We got pushed into a room, and then waited for the doctor. And waited. All the while, spasms are rolling through my abdomen, nurses are coming in and out, and I’m thinking that death would probably be preferable to this. Finally, the doctor arrived and prescribed something for the pain and something for nausea. Then we waited some more. Next up: contrast xrays, then contrast CAT scans. During these, they decided to go ahead and admit me to the hospital, since there was obviously something going on, even though the xrays and scans showed that the tube was still secured where it should be.
So, we were admitted and rolled upstairs. They got me settled, and with more pain medication, an IV of fluid, and more nausea medication, I finally drifted off to sleep.
The next thing I knew, it was more xrays ordered up and then an ultrasound, since the CAT scan had revealed a cyst on my liver. By now, we’re into Tuesday evening, and I’ve still had nothing to eat or drink since Sunday. I was not, as they say, feeling too hot.
By Wednesday, they’d decided that although they couldn’t figure out why I was experiencing so much pain from a relatively simple procedure that, from everything they looked at, went exactly as it should, that I needed to stay another day and have some food. Finally!
They brought me some broth and some warm jello for lunch. Dinner was chicken, mac and cheese, potato salad, and cake. At this point in my treatment, though, I can’t taste a damn thing because my taste buds are being destroyed, so it all tastes like sandpaper to me (and if anyone has any suggestions on something that might actually taste like something, let me know). I did eat, though.
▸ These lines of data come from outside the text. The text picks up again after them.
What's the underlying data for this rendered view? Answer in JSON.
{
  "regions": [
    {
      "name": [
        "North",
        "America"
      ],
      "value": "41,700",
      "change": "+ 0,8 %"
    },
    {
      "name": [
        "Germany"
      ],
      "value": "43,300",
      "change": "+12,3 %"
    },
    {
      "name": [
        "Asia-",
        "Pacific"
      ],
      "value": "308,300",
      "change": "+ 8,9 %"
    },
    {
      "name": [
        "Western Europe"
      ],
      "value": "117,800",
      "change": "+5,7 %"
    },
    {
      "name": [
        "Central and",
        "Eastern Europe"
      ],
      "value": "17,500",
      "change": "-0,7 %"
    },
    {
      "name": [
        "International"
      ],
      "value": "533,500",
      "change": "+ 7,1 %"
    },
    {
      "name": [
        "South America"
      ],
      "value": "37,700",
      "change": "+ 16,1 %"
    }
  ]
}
Thursday morning, I wasn’t feeling too well, mainly because I think I may have eaten a little too much the previous night, even though I didn’t eat very much. I did eat a little breakfast, though: grits, a little coffee cake (bread-based things are hard because they dry out so quickly, so not too much of this). The nurse showed up to demonstrate how to use the tube, and accidentally pulled up a little of my stomach content into the tube, which then leaked onto my gown. It smelled, naturally, like vomit, since technically that’s what it was, even though it came out of the tube instead of up through my mouth. Nasty.
Cleaned up, though, I finally got discharged around noon, since my radiation oncologist had called asking them to get me back to treatments ASAP, as I had missed two, plus my chemo. Off we went to radiation.
Afterwards, I took one of the pain pills the doctor had prescribed. Big mistake. I wound up vomiting and heaving for the remainder of the afternoon and into the evening. So, from Sunday to Thursday, I ate a grand total of three partial meals. I was quite unhappy Thursday evening with all of this, and then on top of that, plowing through all my mail off and on, I found an email from the person I had been seeing, saying they were (in a nutshell) leaving. I can sort of understand this, given that it’s quite difficult sometimes to deal with serious illnesses. My mom, talking to me, said you know, you’re kind and generous to a fault, but you spend a lot of time worrying about other people and their feelings – like when I was apologizing to my family for all the puking Thursday. So maybe this was better, and I could just concentrate on myself and just be selfish for a change.
It has not been a good week.
I’ll try to get a picture of the PEG against my gut at some point. Hey, maybe even some action photos! That would be cool.
For those of you going through PEG placement, I wouldn’t take my experience as the norm, since from everything I’ve read, both medically and anecdotally, my experience is quite rare. It shouldn’t be anything like my experience past the actual placement itself.